А Славка был живой и теплый. Неидеальный. Русский рок он категорически не воспринимал – только запад, и очень тяжелый.
– Но Мавра все-таки послушай, тебе не может не понравиться, – я всучила ему эту кассету – тогда еще с буклетом. Как от сердца отрывала.
Он обреченно вздохнул. «Арию» он любил, а остального в отечественной сцене знать не хотел.
На следующий день он перезвонил мне и сказал:
– Я послушал Маврика!
– Ну и? – мое сердце замерло.
– Это охренительно!
Пропала моя кассета, – мысленно вздохнула я.
– Я хочу диск найти, такую музыку нельзя слушать в таком качестве.
Он уже давно не покупал кассеты. Студенты-буржуи. Это мы, школота, будто новое блюдо пробовали – если не понравится, кассету можно затереть, а диск и стоит дорого, и никуда его потом не денешь.

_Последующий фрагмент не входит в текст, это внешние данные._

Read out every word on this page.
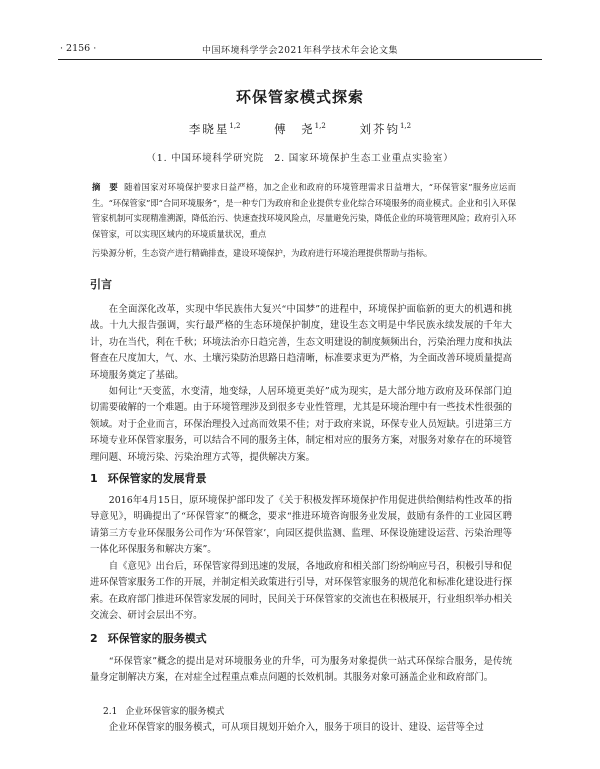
· 2156 ·	中国环境科学学会2021年科学技术年会论文集
环保管家模式探索
李晓星$^{1,2}$	傅　尧$^{1,2}$	刘芥钧$^{1,2}$
（1. 中国环境科学研究院　2. 国家环境保护生态工业重点实验室）
摘　要 随着国家对环境保护要求日益严格，加之企业和政府的环境管理需求日益增大，“环保管家”服务应运而生。“环保管家”即“合同环境服务”，是一种专门为政府和企业提供专业化综合环境服务的商业模式。企业和引入环保管家机制可实现精准溯源，降低治污、快速查找环境风险点，尽量避免污染，降低企业的环境管理风险；政府引入环保管家，可以实现区域内的环境质量状况，重点
污染源分析，生态资产进行精确排查，建设环境保护，为政府进行环境治理提供帮助与指标。
引言
在全面深化改革，实现中华民族伟大复兴“中国梦”的进程中，环境保护面临新的更大的机遇和挑战。十九大报告强调，实行最严格的生态环境保护制度，建设生态文明是中华民族永续发展的千年大计，功在当代，利在千秋；环境法治亦日趋完善，生态文明建设的制度频频出台，污染治理力度和执法督查在尺度加大，气、水、土壤污染防治思路日趋清晰，标准要求更为严格，为全面改善环境质量提高环境服务奠定了基础。
如何让“天变蓝，水变清，地变绿，人居环境更美好”成为现实，是大部分地方政府及环保部门迫切需要破解的一个难题。由于环境管理涉及到很多专业性管理，尤其是环境治理中有一些技术性很强的领域。对于企业而言，环保治理投入过高而效果不佳；对于政府来说，环保专业人员短缺。引进第三方环境专业环保管家服务，可以结合不同的服务主体，制定相对应的服务方案，对服务对象存在的环境管理问题、环境污染、污染治理方式等，提供解决方案。
1 环保管家的发展背景
2016年4月15日，原环境保护部印发了《关于积极发挥环境保护作用促进供给侧结构性改革的指导意见》，明确提出了“环保管家”的概念，要求“推进环境咨询服务业发展，鼓励有条件的工业园区聘请第三方专业环保服务公司作为‘环保管家’，向园区提供监测、监理、环保设施建设运营、污染治理等一体化环保服务和解决方案”。
自《意见》出台后，环保管家得到迅速的发展，各地政府和相关部门纷纷响应号召，积极引导和促进环保管家服务工作的开展，并制定相关政策进行引导，对环保管家服务的规范化和标准化建设进行探索。在政府部门推进环保管家发展的同时，民间关于环保管家的交流也在积极展开，行业组织举办相关交流会、研讨会层出不穷。
2 环保管家的服务模式
“环保管家”概念的提出是对环境服务业的升华，可为服务对象提供一站式环保综合服务，是传统量身定制解决方案，在对症全过程重点难点问题的长效机制。其服务对象可涵盖企业和政府部门。
2.1 企业环保管家的服务模式
企业环保管家的服务模式，可从项目规划开始介入，服务于项目的设计、建设、运营等全过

Кажется, купил его Слава только лет пять спустя. Раньше нигде не мог найти, хотя мотался даже на «Горбушку». Я так и не съездила туда с ним.
2002
Зеркальный год, как я его вижу. Мне шестнадцать. Что-то уже якобы можно. Наверное, все мы так думаем: вот закончу школу, тогда заживу! Вот поступлю в институт, сделаю то-то! Вот выйду замуж, вот похудею, тогда…
Знакомо?
А смысл в том, чтобы жить сейчас, и эта затертая истина осознается лишь теоретически. По факту мы всю жизнь только готовимся жить. Я знаю мало людей, которые наслаждались настоящим без сожалений о прошлом и без надежды на будущее или без страха перед ним.

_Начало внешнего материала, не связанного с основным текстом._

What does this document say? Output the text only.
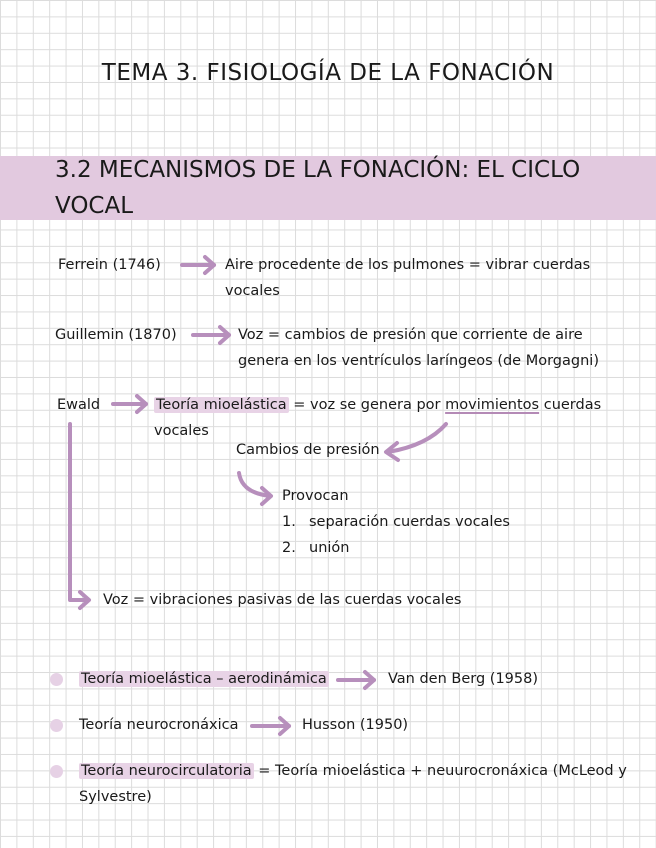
TEMA 3. FISIOLOGÍA DE LA FONACIÓN
3.2 MECANISMOS DE LA FONACIÓN: EL CICLO VOCAL
Ferrein (1746)	Aire procedente de los pulmones = vibrar cuerdas
vocales
Guillemin (1870)	Voz = cambios de presión que corriente de aire
genera en los ventrículos laríngeos (de Morgagni)
Ewald	Teoría mioelástica = voz se genera por movimientos cuerdas
vocales
Cambios de presión
Provocan
1. separación cuerdas vocales
2. unión
Voz = vibraciones pasivas de las cuerdas vocales
Teoría mioelástica – aerodinámica	Van den Berg (1958)
Teoría neurocronáxica	Husson (1950)
Teoría neurocirculatoria = Teoría mioelástica + neuurocronáxica (McLeod y
Sylvestre)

Я точно не такая. Я восемь лет жила прошлым, а теперь боюсь будущего. Поэтому так ностальгирую по своим шестнадцати годам, когда в последний раз была счастлива и беззаботна. Когда рядом почти каждый день была лучшая подруга, и на нас лилась шикарная музыка. Когда столько всего случилось в жизни впервые…
Помню, как встречали этот год с мамой, крестной, сестрой и ее тогда еще не мужем, но сожитель – слово так себе, никто его не любит. Папа работал сутки на заправке. Праздник без него был скучным. Дело даже не в песнях под гитару или шутках. Просто его не хватало. Плюс у меня в переходном возрасте жутко скакал сахар, и зачастую я себя чувствовала отвратительно. Немало труда стоило мое смирение с тем, что болезнь – навсегда и с годами лучше не будет. С этим можно жить и внешне даже ничего не заметно – лучше, чем инвалидам-колясочникам. Но качество жизни страдает.
Помню, мне не хотелось наряжаться, быть красивой и вообще быть. После сидра, смешанного с колой, стало легче. Мы уютно сидели при свечах, смотрели вечный телевизор, а часа в три ночи пошли запускать фейерверки. Встретили год в печали, а потом развеселились. Как ни смешно, так он и прошел.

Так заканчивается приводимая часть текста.